I love it. This has become my getaway from all other concerns. The stands are a place of meditation, for enjoying the summer breeze, and most of all for the sound of a ball popping into a leather glove.

However, there are the other moms and dads, and I have some thoughts about etiquette:

  1. Parents should cheer good play. Especially for ten and under. If the ball is fielded cleanly and snapped to first for an out, cheer and applaud. It’s okay to do this for the opposing team, too. “Good job, boys.”
  2. Parents should not cheer — and especially not stand and yell crazily — for mere errors that benefit your kid’s teams, or your kid. This isn’t the Major Leagues where fans can shout lustily for the outcome of a play, which is either in your team’s favor or not. These are kids. And many of them are making heroic-for-their-age efforts and — for lack of experience — coming up just short. An outfielder that brilliantly tracks down a line drive, gets it to land in his glove, but fails to squeeze it — leading to a drop — should inspire silent winces of sympathy for the outfielder, not barbaric yawps from the peanut gallery.

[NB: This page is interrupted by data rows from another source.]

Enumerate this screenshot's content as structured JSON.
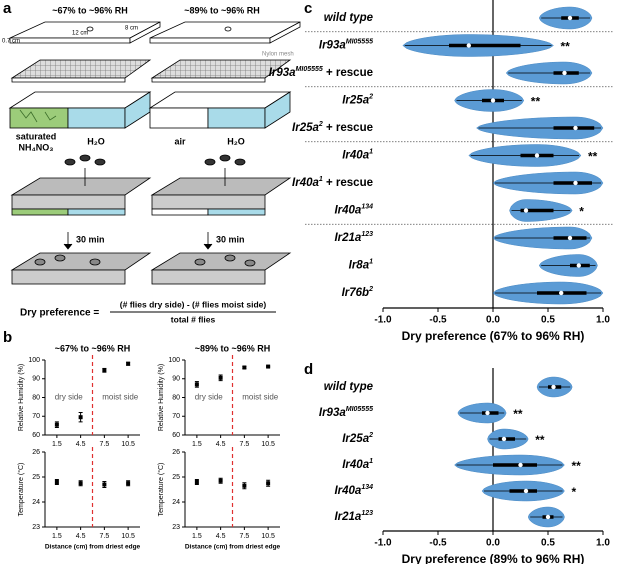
{
  "panel_a": {
    "label": "a",
    "titles": [
      "~67% to ~96% RH",
      "~89% to ~96% RH"
    ],
    "dims": {
      "height": "0.7 cm",
      "length": "12 cm",
      "width": "8 cm"
    },
    "mesh": "Nylon mesh",
    "left_wells": [
      "saturated",
      "NH₄NO₃",
      "H₂O"
    ],
    "right_wells": [
      "air",
      "H₂O"
    ],
    "time": "30 min",
    "formula": {
      "lhs": "Dry preference =",
      "numerator": "(# flies dry side) - (# flies moist side)",
      "denominator": "total # flies"
    }
  },
  "panel_b": {
    "label": "b",
    "xlabel": "Distance (cm) from driest edge",
    "plots": [
      {
        "title": "~67% to ~96% RH",
        "ylabel": "Relative Humidity (%)",
        "dry_label": "dry side",
        "moist_label": "moist side",
        "xlim": [
          0,
          12
        ],
        "xticks": [
          1.5,
          4.5,
          7.5,
          10.5
        ],
        "ylim": [
          60,
          100
        ],
        "yticks": [
          60,
          70,
          80,
          90,
          100
        ],
        "divider": 6,
        "x": [
          1.5,
          4.5,
          7.5,
          10.5
        ],
        "values": [
          65.5,
          69.5,
          94.5,
          98
        ],
        "errors": [
          1.5,
          2.5,
          1,
          0.8
        ]
      },
      {
        "ylabel": "Temperature (°C)",
        "xlim": [
          0,
          12
        ],
        "xticks": [
          1.5,
          4.5,
          7.5,
          10.5
        ],
        "ylim": [
          23,
          26
        ],
        "yticks": [
          23,
          24,
          25,
          26
        ],
        "divider": 6,
        "x": [
          1.5,
          4.5,
          7.5,
          10.5
        ],
        "values": [
          24.8,
          24.75,
          24.7,
          24.75
        ],
        "errors": [
          0.1,
          0.1,
          0.12,
          0.1
        ]
      },
      {
        "title": "~89% to ~96% RH",
        "ylabel": "Relative Humidity (%)",
        "dry_label": "dry side",
        "moist_label": "moist side",
        "xlim": [
          0,
          12
        ],
        "xticks": [
          1.5,
          4.5,
          7.5,
          10.5
        ],
        "ylim": [
          60,
          100
        ],
        "yticks": [
          60,
          70,
          80,
          90,
          100
        ],
        "divider": 6,
        "x": [
          1.5,
          4.5,
          7.5,
          10.5
        ],
        "values": [
          87,
          90.5,
          96,
          96.5
        ],
        "errors": [
          1.5,
          1.5,
          0.5,
          0.3
        ]
      },
      {
        "ylabel": "Temperature (°C)",
        "xlim": [
          0,
          12
        ],
        "xticks": [
          1.5,
          4.5,
          7.5,
          10.5
        ],
        "ylim": [
          23,
          26
        ],
        "yticks": [
          23,
          24,
          25,
          26
        ],
        "divider": 6,
        "x": [
          1.5,
          4.5,
          7.5,
          10.5
        ],
        "values": [
          24.8,
          24.85,
          24.65,
          24.75
        ],
        "errors": [
          0.1,
          0.1,
          0.12,
          0.12
        ]
      }
    ]
  },
  "panel_c": {
    "label": "c",
    "xlabel": "Dry preference (67% to 96% RH)",
    "color": "#5b9bd5",
    "xlim": [
      -1,
      1
    ],
    "xticks": [
      {
        "value": -1,
        "label": "-1.0"
      },
      {
        "value": -0.5,
        "label": "-0.5"
      },
      {
        "value": 0,
        "label": "0.0"
      },
      {
        "value": 0.5,
        "label": "0.5"
      },
      {
        "value": 1,
        "label": "1.0"
      }
    ],
    "groups": [
      [
        {
          "name": "wild type",
          "min": 0.42,
          "q1": 0.62,
          "median": 0.7,
          "q3": 0.78,
          "max": 0.9
        }
      ],
      [
        {
          "name": "Ir93a",
          "allele": "MI05555",
          "min": -0.82,
          "q1": -0.4,
          "median": -0.22,
          "q3": 0.25,
          "max": 0.55,
          "sig": "**"
        },
        {
          "name": "Ir93a",
          "allele": "MI05555",
          "suffix": " + rescue",
          "min": 0.12,
          "q1": 0.55,
          "median": 0.65,
          "q3": 0.78,
          "max": 0.9
        }
      ],
      [
        {
          "name": "Ir25a",
          "allele": "2",
          "min": -0.35,
          "q1": -0.1,
          "median": 0.0,
          "q3": 0.1,
          "max": 0.28,
          "sig": "**"
        },
        {
          "name": "Ir25a",
          "allele": "2",
          "suffix": " + rescue",
          "min": -0.15,
          "q1": 0.55,
          "median": 0.75,
          "q3": 0.92,
          "max": 1.0
        }
      ],
      [
        {
          "name": "Ir40a",
          "allele": "1",
          "min": -0.22,
          "q1": 0.25,
          "median": 0.4,
          "q3": 0.55,
          "max": 0.8,
          "sig": "**"
        },
        {
          "name": "Ir40a",
          "allele": "1",
          "suffix": " + rescue",
          "min": 0.0,
          "q1": 0.55,
          "median": 0.75,
          "q3": 0.9,
          "max": 1.0
        },
        {
          "name": "Ir40a",
          "allele": "134",
          "min": 0.15,
          "q1": 0.25,
          "median": 0.3,
          "q3": 0.55,
          "max": 0.72,
          "sig": "*"
        }
      ],
      [
        {
          "name": "Ir21a",
          "allele": "123",
          "min": 0.0,
          "q1": 0.55,
          "median": 0.7,
          "q3": 0.85,
          "max": 0.9
        },
        {
          "name": "Ir8a",
          "allele": "1",
          "min": 0.42,
          "q1": 0.7,
          "median": 0.78,
          "q3": 0.88,
          "max": 0.95
        },
        {
          "name": "Ir76b",
          "allele": "2",
          "min": 0.0,
          "q1": 0.4,
          "median": 0.62,
          "q3": 0.85,
          "max": 1.0
        }
      ]
    ]
  },
  "panel_d": {
    "label": "d",
    "xlabel": "Dry preference (89% to 96% RH)",
    "color": "#5b9bd5",
    "xlim": [
      -1,
      1
    ],
    "xticks": [
      {
        "value": -1,
        "label": "-1.0"
      },
      {
        "value": -0.5,
        "label": "-0.5"
      },
      {
        "value": 0,
        "label": "0.0"
      },
      {
        "value": 0.5,
        "label": "0.5"
      },
      {
        "value": 1,
        "label": "1.0"
      }
    ],
    "groups": [
      [
        {
          "name": "wild type",
          "min": 0.4,
          "q1": 0.5,
          "median": 0.55,
          "q3": 0.62,
          "max": 0.72
        },
        {
          "name": "Ir93a",
          "allele": "MI05555",
          "min": -0.32,
          "q1": -0.1,
          "median": -0.05,
          "q3": 0.05,
          "max": 0.12,
          "sig": "**"
        },
        {
          "name": "Ir25a",
          "allele": "2",
          "min": -0.05,
          "q1": 0.05,
          "median": 0.1,
          "q3": 0.2,
          "max": 0.32,
          "sig": "**"
        },
        {
          "name": "Ir40a",
          "allele": "1",
          "min": -0.35,
          "q1": 0.0,
          "median": 0.25,
          "q3": 0.4,
          "max": 0.65,
          "sig": "**"
        },
        {
          "name": "Ir40a",
          "allele": "134",
          "min": -0.1,
          "q1": 0.15,
          "median": 0.3,
          "q3": 0.4,
          "max": 0.65,
          "sig": "*"
        },
        {
          "name": "Ir21a",
          "allele": "123",
          "min": 0.32,
          "q1": 0.45,
          "median": 0.5,
          "q3": 0.55,
          "max": 0.65
        }
      ]
    ]
  }
}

  3. Your input is not needed after every single pitch. Seriously, there’s an alarming number of parents who react by shouting full sentences after every single pitch they watch. “Keep your shoulder up, Tommy.” Pitch, “Head up, Tommy.” Pitch, “Back of the Box, Tommy.” Pitch, “Good cut, Tommy!” Tommy is going to be teased in the dugout on your behalf, dad. Stop.
  4. Limit your own commentary on your kid to before and after his at bat. “Let’s go!” before, and “Way to hang in there,” to close are great.
  5. Do not yell about the deficiencies you perceive in opposing players. Because a) this can genuinely provoke a fight among parents in the stands; b) it’s gauche beyond words for beer-bellied, middle-aged men with sciatica to comment on nine-year-olds; and c) the kids can hear you.
  6. Remember that these kids can hear you — everything you say.